Der Ombudsmann, Adam Bodnar sagte nach der Anhörung des Gerichts: "Wenn das Urteil nicht veröffentlicht wird, werden wir in ein rechtliches Chaos gestürzt, eine Welt, in der bestimmte Standards der Rechtsstaatlichkeit nicht mehr gelten."

Außenminister Witold Waszczykowski sagte, der Vorsitzende des Verfassungstribunals benehme sich wie ein Ajatollah aus dem Iran. (Image: Polish Institute of International Affairs - Flickr/CC content)

Zwei Rechtssysteme

Die Helsinki Foundation for Human Rights wertet die aktuelle Verfassungskrise in Polen als eine Gefahr für die Rechtsstaatlichkeit. Der Sinn hinter dem Akt, das Urteil des Verfassungstribunals nicht anzuerkennen, besteht darin seine politische Position zu untergraben, was, wie die HFHR hervorhebt, zu einem ernsthaften Bruch im Rechtssystem führen würde.

Die Präsidentin der HFHR, Danuta Przywara, sagte: "Ich fürchte, dass es im schlimmsten Fall zwei Rechtssysteme geben wird, eines welches Urteile des Gerichtshofs nicht anerkennt, nämlich die Regierung und ihre gesamte Verwaltung - und dann das andere, also Teile des Justizsystems. "

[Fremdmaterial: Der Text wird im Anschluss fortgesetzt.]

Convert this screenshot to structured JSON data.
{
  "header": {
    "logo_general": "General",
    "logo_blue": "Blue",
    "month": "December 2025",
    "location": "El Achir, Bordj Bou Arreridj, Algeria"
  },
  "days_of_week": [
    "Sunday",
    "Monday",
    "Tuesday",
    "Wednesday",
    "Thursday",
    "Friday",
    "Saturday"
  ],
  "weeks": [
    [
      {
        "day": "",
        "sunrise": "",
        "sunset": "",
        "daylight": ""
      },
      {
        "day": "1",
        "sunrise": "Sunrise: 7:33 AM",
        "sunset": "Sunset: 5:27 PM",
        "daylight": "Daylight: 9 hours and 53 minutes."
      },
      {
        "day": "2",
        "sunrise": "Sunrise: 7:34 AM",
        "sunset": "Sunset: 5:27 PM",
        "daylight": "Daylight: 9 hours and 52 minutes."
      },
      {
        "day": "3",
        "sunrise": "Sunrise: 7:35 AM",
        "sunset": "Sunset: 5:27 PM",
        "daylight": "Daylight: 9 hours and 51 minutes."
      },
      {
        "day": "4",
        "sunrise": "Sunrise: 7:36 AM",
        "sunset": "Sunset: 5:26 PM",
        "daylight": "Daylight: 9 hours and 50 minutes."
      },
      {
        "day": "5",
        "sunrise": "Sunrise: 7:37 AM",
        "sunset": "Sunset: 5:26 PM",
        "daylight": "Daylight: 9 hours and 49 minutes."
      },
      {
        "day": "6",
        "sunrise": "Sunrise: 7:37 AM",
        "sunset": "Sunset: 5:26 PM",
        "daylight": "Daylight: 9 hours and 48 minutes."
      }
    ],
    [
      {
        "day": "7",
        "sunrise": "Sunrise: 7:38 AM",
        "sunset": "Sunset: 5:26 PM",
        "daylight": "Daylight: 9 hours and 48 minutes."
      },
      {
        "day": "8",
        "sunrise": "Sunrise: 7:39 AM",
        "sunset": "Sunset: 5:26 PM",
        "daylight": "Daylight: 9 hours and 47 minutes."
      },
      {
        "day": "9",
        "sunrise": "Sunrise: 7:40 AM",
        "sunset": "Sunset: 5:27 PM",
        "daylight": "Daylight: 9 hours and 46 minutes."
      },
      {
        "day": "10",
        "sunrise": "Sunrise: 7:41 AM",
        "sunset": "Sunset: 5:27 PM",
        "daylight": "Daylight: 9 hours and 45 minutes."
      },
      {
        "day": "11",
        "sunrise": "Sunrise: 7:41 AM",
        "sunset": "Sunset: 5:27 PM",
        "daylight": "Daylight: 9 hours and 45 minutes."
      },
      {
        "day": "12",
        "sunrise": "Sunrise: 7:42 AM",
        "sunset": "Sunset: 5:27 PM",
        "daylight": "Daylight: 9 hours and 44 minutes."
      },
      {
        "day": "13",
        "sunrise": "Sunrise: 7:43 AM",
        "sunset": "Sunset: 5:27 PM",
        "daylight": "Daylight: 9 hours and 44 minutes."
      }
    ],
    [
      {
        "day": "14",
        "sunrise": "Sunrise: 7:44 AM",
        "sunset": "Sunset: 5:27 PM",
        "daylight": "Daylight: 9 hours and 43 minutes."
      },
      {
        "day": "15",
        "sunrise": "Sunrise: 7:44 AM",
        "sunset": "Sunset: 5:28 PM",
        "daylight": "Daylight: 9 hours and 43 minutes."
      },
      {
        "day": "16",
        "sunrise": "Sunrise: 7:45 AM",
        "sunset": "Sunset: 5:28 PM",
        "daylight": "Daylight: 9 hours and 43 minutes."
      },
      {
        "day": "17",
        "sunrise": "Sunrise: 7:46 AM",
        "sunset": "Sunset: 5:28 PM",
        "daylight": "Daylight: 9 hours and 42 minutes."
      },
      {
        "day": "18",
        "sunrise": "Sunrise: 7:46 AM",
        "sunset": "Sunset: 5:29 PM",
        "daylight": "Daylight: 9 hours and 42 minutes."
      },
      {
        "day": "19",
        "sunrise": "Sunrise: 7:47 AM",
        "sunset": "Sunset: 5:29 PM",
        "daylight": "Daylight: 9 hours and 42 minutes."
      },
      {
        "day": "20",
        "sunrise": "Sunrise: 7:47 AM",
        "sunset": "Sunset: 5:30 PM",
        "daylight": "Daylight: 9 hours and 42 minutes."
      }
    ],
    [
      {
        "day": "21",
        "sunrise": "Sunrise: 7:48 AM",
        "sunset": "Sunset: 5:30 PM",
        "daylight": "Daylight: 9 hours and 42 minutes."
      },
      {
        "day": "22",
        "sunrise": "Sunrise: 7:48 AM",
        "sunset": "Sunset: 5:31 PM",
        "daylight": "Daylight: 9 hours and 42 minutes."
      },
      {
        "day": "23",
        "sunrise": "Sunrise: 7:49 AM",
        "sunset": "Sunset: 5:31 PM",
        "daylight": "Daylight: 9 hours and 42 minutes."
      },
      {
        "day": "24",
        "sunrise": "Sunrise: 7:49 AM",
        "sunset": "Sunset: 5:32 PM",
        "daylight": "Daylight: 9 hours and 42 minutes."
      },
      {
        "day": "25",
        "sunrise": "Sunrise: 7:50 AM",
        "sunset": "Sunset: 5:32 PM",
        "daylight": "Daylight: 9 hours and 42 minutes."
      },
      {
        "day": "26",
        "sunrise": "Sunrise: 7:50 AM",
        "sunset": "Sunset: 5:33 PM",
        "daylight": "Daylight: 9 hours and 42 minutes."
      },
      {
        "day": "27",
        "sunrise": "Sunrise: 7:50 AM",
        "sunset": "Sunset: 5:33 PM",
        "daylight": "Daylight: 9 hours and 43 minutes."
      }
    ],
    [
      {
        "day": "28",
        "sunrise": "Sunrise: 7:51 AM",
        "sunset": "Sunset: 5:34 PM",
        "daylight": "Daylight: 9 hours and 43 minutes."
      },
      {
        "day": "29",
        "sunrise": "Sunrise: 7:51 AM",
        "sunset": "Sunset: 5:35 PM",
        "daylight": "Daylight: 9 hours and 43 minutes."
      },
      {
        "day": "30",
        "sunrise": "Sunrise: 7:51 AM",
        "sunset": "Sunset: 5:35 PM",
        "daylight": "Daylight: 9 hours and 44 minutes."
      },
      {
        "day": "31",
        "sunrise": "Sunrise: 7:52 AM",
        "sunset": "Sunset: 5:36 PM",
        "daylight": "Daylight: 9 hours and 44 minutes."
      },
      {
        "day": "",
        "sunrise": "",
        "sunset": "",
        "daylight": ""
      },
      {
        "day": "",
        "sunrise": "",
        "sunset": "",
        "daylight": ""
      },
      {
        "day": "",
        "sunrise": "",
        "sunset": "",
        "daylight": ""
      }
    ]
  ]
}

Nach Auffassung der HFHR verstößt die derzeitige Krise ernsthaft gegen die Menschenrechte, und bedarf internationaler Aufmerksamkeit. "Doch die Lösung ist einfach - es genügt, die Urteile des Gerichtshofs umzusetzen", sagte Frau Przywara. "Aber es sieht nicht so aus, als werde das in absehbarer Zeit geschehen."